Milind Lakkad, TCS' chief human resources officer, cited a "reset of domestic arrangements" as the key factor behind this trend

Photo Credit : shutterstock


Tata Consultancy Services (TCS) revealed in its annual report that the number of women employees leaving the organisation exceeded that of men in the previous financial year, primarily attributed to the company's return-to-office policy.

Milind Lakkad, TCS' chief human resources officer, cited a "reset of domestic arrangements" as the key factor behind this trend.
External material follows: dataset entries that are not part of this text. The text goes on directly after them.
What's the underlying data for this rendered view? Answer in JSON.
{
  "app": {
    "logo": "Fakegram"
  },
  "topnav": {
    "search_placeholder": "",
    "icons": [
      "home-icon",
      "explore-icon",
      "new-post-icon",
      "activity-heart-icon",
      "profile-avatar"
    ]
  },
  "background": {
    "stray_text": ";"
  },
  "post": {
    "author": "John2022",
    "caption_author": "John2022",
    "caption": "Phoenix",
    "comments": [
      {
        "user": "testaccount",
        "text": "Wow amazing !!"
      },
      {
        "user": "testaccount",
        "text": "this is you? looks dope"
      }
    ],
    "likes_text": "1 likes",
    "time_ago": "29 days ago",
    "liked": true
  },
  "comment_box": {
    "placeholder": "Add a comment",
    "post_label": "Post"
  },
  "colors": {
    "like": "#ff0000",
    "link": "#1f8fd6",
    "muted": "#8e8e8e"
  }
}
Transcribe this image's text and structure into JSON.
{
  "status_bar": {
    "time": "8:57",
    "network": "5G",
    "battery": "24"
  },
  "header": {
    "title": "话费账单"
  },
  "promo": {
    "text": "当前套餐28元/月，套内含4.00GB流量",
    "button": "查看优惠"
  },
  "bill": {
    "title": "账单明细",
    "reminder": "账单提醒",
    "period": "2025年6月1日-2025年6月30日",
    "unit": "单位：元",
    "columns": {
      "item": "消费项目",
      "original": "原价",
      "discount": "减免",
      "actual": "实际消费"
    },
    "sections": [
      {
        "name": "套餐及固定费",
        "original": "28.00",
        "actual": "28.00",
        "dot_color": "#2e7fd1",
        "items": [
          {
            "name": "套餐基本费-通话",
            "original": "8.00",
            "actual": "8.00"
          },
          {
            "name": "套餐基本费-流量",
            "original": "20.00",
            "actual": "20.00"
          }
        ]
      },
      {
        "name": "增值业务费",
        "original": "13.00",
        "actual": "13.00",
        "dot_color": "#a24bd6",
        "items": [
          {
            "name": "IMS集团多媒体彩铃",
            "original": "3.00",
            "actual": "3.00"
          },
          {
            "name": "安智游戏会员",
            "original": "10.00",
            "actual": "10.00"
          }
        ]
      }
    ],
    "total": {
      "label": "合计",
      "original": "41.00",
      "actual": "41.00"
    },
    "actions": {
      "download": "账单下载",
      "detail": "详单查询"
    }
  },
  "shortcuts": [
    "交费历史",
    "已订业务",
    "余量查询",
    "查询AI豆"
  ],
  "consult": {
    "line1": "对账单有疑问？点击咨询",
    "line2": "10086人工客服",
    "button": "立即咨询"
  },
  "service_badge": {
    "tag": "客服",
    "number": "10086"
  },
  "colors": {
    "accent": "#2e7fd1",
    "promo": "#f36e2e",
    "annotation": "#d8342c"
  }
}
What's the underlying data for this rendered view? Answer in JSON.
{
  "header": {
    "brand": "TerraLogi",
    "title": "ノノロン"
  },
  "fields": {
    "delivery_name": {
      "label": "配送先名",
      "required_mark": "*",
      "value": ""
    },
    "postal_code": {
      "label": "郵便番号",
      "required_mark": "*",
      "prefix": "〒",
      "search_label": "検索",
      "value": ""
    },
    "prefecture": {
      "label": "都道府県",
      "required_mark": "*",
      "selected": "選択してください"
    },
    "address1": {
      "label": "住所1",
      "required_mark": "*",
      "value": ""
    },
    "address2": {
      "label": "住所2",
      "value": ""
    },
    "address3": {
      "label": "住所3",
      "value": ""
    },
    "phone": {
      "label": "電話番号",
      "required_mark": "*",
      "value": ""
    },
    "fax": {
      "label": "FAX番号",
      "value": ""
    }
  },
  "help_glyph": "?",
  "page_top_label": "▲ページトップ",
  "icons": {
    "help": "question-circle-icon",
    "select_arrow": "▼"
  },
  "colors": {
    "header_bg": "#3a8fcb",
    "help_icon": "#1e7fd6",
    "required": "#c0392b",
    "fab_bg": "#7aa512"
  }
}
In an effort to foster a vibrant company culture and enhance collaboration among employees, TCS had implemented a policy requiring employees to return to the office following the normalisation of operations after the COVID-19 pandemic. Lakkad noted that while the exact reasons for the higher attrition among women may vary, he intuitively believed that the shift back to office work disrupted the domestic arrangements for some women, preventing their return to the office even after the pandemic subsided.

Traditionally, the attrition rate for women at TCS has been comparable to or lower than that of men. However, the company reported an overall attrition rate of 20.1 percent for the last 12 months, with a higher proportion of women leaving the organisation during this period.

In terms of recruitment, TCS emphassed its commitment to gender diversity. In FY23, women constituted 38.1 percent of the net hires in external hiring. Furthermore, although women comprised only 14 percent of the applicant pool for leadership positions filled with internal candidates, they accounted for 23 percent of the selected candidates, indicating efforts to bridge the gender gap in senior roles.

The pandemic's impact on female workers, particularly due to challenges associated with childcare and caregiving responsibilities, has been acknowledged as a contributing factor to their reduced workforce participation. With companies gradually transitioning back to office work, many women have opted to step out of the workforce altogether.

Lakkad highlighted some of the downsides of the work-from-home culture, pointing out that tenured employees could adapt to virtual work by leveraging their accumulated social capital, whereas junior employees faced difficulties in building essential workplace relationships, collaboration, mentorship and team-building.

The data revealed that over half of TCS' current workforce was hired after March 2020 when the pandemic struck. The company added 22,600 employees in FY23, bringing the total headcount to 614,795.

Over the past two years, TCS, along with other IT companies such as Infosys and Wipro, faced increased attrition rates, necessitating lateral hiring and leading to internal pay disparities. However, TCS expressed its commitment to addressing these issues over time through performance-linked wage increases, promotions, and voluntary attrition. The company also emphasised its strategy of recruiting over 1,50,000 campus graduates in the last two fiscal years to avoid a disruptive hiring frenzy.